Ouverture au public du musée en 1970
Après avoir visité de la salle du Trésor d'Iran[12], Jean Wyart charge Pierre Bariand de mener à bien le projet de création d’un musée en 1969. L'Université Pierre-et-Marie-Curie requière l’expertise des sociétés Asselbur et Wendel, du joaillier Boucheron et du décorateur Vincenot[8] pour reconstituer une ambiance feutrée, comme sous un ciel étoilé, où les objets seuls sont éclairés.
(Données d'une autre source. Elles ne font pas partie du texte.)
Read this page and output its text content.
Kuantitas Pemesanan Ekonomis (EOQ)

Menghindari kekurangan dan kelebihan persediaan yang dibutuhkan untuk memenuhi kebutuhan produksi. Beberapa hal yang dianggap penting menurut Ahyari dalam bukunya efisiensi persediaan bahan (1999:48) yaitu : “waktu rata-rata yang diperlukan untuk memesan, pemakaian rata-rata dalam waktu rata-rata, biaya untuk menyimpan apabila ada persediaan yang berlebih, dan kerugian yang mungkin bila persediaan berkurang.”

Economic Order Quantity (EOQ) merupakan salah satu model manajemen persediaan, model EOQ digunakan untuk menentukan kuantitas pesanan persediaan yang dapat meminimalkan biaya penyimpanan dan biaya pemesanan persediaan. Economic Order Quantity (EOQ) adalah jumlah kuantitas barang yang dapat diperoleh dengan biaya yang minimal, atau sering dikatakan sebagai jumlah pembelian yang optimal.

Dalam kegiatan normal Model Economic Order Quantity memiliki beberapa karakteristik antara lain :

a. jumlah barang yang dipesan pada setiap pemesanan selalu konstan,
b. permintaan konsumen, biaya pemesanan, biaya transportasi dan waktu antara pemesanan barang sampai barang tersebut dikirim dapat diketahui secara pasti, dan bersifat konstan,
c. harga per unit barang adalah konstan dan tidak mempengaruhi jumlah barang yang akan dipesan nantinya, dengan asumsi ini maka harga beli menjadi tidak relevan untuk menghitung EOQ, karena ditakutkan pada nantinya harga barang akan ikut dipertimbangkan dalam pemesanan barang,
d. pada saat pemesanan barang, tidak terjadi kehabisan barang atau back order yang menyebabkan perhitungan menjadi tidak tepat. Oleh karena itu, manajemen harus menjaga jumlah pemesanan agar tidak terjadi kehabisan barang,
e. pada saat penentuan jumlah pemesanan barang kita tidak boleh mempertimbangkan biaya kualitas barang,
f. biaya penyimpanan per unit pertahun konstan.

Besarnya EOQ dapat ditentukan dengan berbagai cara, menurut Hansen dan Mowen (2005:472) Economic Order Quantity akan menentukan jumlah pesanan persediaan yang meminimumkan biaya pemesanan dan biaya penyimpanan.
Le musée est inauguré en 1970 par André Herpin, président de l'université[12],[1]. Jusqu’en 1993, il n’est ouvert que deux heures par semaine, mais accueille 15 000 visiteurs par an[15]. En 1993, une nouvelle entrée est réalisée afin d'accéder plus facilement au musée[15]. Sur les conseils de Pierre Viars, directeur du service d'anesthésie de l'hôpital de la Pitié-Salpêtrière, Bariand fonde, en 1982, l'Association des amis de la collection de minéraux de la Sorbonne (A.MI.S.) pour contribuer à faire connaître et à enrichir la collection[16],[17].
Un nouveau déménagement intervient en 2006-2007[5]. Durant le désamiantage du campus, la collection déménage une dernière fois dans un lieu provisoire, accessible au public, pour une période d'environ 6 ans avant d'être installée définitivement dans une partie rénovée du campus[6],[18].
Géré par l'Institut de minéralogie, de physique des matériaux et cosmochimie (IMPMC) jusqu'en 2022, le musée des minéraux relève depuis cette date de la Bibliothèque de Sorbonne Université[19].
- Mimétite, Mexique
- Quartz, Madagascar
- Spodumène, Afghanistan
- Apophyllite, Inde
Échantillons remarquables
La qualité des minéraux a énormément évolué depuis la fin du XXe siècle en raison du développement des transports, des changements politiques, et de l'engouement du public. Les responsables de la collection de Sorbonne Université se sont progressivement orienté vers la recherche de pièces remarquables, esthétiques et d’un grand intérêt scientifique. Près de 70 % des minéraux exposés au début du XIXe siècle ont été acquis depuis les années 1980[6],[20].
Parmi ces joyaux, le musée conserve trois des plus gros cristaux de cumengéite[21], les plus beaux cristaux d'aégyrine découvert dans une syénite du Malawi (30 centimètres de long[22]), le meilleur échantillon de cristaux de dolomite provenant de la grande mine d'Eugi en Navarre espagnole[22], ainsi que d'autres échantillons exceptionnels comme la grande barytine de Frizington au Royaume-Uni, la grande fluorite violette d'Alston Moor au Royaume-Uni, la chevkinite du Pakistan, la chrysocolle, l'ilménite de Zambie ou encore la sidérite du Brésil[12],[23].